#2 , 06 mar 2019 01:15
U gaat uit van een aantal vooronderstellingen waar ik mijn vragen bij stel. U zegt dat de moeder het vruchtgebruik behoudt na het overlijden van haar man, die het goed weggeschonken heeft onder voorbehoud van vruchtgebruik? Onder het nieuwe erfrecht zou dat inderdaad kunnen gelet op de wettelijke terugval van het vruchtgebruik ten voordele van de LLE die de hoedanigheid reeds bekleedde op dat ogenblik. Onder het oude erfrecht dooft dit recht van vruchtgebruik uit, althans voor het aandeel van de overledene. Het kan al zeker niet indien het een gesplitste aankoop betrof, zoals de formulering van uw eerste zin doet getuigen.
De relatie loopt op de klippen, zegt u, maar wat was hiervan het concrete gevolg? Is er een echtscheidingsprocedure hangende? EOT of EOO? In het eerste geval dient u een regeling te treffen met betrekking tot het erfrecht van de echtgenoot hangende de procedure. In het tweede geval moet u ASAP een ontervend testament laten verlijden voor de notaris ex. art. 915bis, § 3 BW op voorwaarde dat u reeds 6 maanden feitelijk gescheiden leeft. Is nog geen echtscheiding gevorderd, kan u dit laatste ook indien u afzonderlijk verblijf gevorderd heeft.
Vermits het appartement een voorhuwelijks goed of ten minste een gift is, doet het wettelijk stelsel niet ter zake. Het heeft het statuut van een eigen goed.

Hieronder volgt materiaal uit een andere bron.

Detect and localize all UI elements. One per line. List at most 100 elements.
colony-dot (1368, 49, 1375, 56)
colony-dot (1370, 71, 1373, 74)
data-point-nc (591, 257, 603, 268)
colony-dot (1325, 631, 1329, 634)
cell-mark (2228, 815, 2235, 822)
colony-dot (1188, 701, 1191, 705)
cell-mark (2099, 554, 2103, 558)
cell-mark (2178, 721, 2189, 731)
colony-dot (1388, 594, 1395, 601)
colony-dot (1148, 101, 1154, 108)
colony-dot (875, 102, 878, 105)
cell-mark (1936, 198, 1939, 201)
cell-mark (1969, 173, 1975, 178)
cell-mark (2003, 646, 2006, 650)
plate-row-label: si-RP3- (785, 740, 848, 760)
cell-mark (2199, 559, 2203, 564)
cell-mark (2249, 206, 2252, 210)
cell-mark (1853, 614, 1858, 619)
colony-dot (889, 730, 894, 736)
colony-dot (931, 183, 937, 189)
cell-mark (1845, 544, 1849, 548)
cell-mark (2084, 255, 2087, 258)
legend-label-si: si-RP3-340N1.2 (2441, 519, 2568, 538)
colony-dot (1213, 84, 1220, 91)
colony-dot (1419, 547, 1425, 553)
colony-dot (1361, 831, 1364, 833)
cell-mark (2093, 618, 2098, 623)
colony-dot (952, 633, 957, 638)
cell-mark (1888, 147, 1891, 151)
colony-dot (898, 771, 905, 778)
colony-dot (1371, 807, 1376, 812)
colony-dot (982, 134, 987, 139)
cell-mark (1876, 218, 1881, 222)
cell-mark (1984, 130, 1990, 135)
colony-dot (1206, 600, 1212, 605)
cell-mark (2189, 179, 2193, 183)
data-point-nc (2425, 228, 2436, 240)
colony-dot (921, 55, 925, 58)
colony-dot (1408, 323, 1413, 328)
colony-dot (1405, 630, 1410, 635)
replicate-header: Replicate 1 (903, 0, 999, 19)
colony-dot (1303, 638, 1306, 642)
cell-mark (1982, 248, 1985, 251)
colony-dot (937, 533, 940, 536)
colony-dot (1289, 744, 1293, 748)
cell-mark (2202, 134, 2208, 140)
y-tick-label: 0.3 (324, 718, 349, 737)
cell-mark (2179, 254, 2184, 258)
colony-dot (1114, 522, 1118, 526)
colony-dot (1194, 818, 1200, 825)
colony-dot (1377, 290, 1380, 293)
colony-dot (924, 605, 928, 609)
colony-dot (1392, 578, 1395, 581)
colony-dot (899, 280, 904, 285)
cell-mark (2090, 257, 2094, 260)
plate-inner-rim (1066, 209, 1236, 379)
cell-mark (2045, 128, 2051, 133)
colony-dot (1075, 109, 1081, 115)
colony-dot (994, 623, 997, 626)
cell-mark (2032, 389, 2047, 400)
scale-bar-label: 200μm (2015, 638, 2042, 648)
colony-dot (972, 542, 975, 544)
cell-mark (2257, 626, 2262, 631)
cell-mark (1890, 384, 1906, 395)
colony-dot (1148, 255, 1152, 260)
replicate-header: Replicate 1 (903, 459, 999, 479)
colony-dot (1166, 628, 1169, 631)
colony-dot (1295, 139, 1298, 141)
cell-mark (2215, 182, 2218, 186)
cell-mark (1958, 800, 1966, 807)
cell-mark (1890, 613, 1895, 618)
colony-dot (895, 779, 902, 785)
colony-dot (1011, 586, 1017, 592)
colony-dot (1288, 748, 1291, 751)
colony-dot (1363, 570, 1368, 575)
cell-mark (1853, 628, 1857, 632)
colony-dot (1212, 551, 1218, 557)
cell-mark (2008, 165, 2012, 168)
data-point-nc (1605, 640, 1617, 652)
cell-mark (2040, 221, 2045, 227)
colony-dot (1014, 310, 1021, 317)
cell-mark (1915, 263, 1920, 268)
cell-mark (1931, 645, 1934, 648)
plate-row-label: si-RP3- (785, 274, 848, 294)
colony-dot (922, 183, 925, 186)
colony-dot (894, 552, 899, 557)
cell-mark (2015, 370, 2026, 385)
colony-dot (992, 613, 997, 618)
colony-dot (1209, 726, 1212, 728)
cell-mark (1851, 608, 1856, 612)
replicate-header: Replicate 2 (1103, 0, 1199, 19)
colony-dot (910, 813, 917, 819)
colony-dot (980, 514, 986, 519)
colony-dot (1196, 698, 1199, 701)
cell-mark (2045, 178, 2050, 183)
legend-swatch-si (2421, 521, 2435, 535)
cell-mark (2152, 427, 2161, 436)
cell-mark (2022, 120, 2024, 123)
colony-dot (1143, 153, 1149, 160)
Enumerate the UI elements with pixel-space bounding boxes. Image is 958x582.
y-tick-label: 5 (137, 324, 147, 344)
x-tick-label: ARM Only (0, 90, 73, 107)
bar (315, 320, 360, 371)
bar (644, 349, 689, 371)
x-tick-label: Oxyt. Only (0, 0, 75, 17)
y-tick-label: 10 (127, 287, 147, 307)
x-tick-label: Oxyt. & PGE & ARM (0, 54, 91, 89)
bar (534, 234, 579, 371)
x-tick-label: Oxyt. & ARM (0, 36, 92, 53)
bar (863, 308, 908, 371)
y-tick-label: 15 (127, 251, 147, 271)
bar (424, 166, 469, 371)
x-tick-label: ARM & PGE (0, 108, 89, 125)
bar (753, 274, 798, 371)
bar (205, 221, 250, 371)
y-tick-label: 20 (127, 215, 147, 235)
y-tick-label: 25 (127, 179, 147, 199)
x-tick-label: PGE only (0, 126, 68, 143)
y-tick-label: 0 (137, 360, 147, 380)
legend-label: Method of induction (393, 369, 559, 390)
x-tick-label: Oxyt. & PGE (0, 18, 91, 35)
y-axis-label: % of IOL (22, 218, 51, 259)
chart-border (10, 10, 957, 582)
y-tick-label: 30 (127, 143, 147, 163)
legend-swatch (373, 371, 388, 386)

Ondertussen, behoudt de LLE MINSTENS haar concrete reserve, bestaande uit het (eventueel (naargelang de rechten van de zoon)) vruchtgebruik op de voornaamste gezinswoning ten tijde van het overlijden in zoverre zij, niettegenstaande de feitelijke scheiding, er is blijven wonen of zij tegen haar wil verhinderd wordt daar te verblijven (cf. art. 223 BW - dringende voorlopige maatregelen) en de toewijzing van dit vruchtgebruik beantwoordt aan de eis van billijkheid (een eerder zinloze bepaling behoudens bij partnergeweld of dergelijke).
Naar alle waarschijnlijkheid kan ze zelfs het wettelijk erfrecht uitoefenen en het vruchtgebruik over de gehele nalatenschap genieten, onder voorbehoud van andersluidende bepalingen in een testament (komt vaak voor bij feitelijke scheidingen) of een eventueel Valkeniersbeding (thans art. 1388 BW) in het huwelijkscontract.
In die hypothese (ik heb er ondertussen vele gemaakt) bekomen de kinderen niet wat u wenst.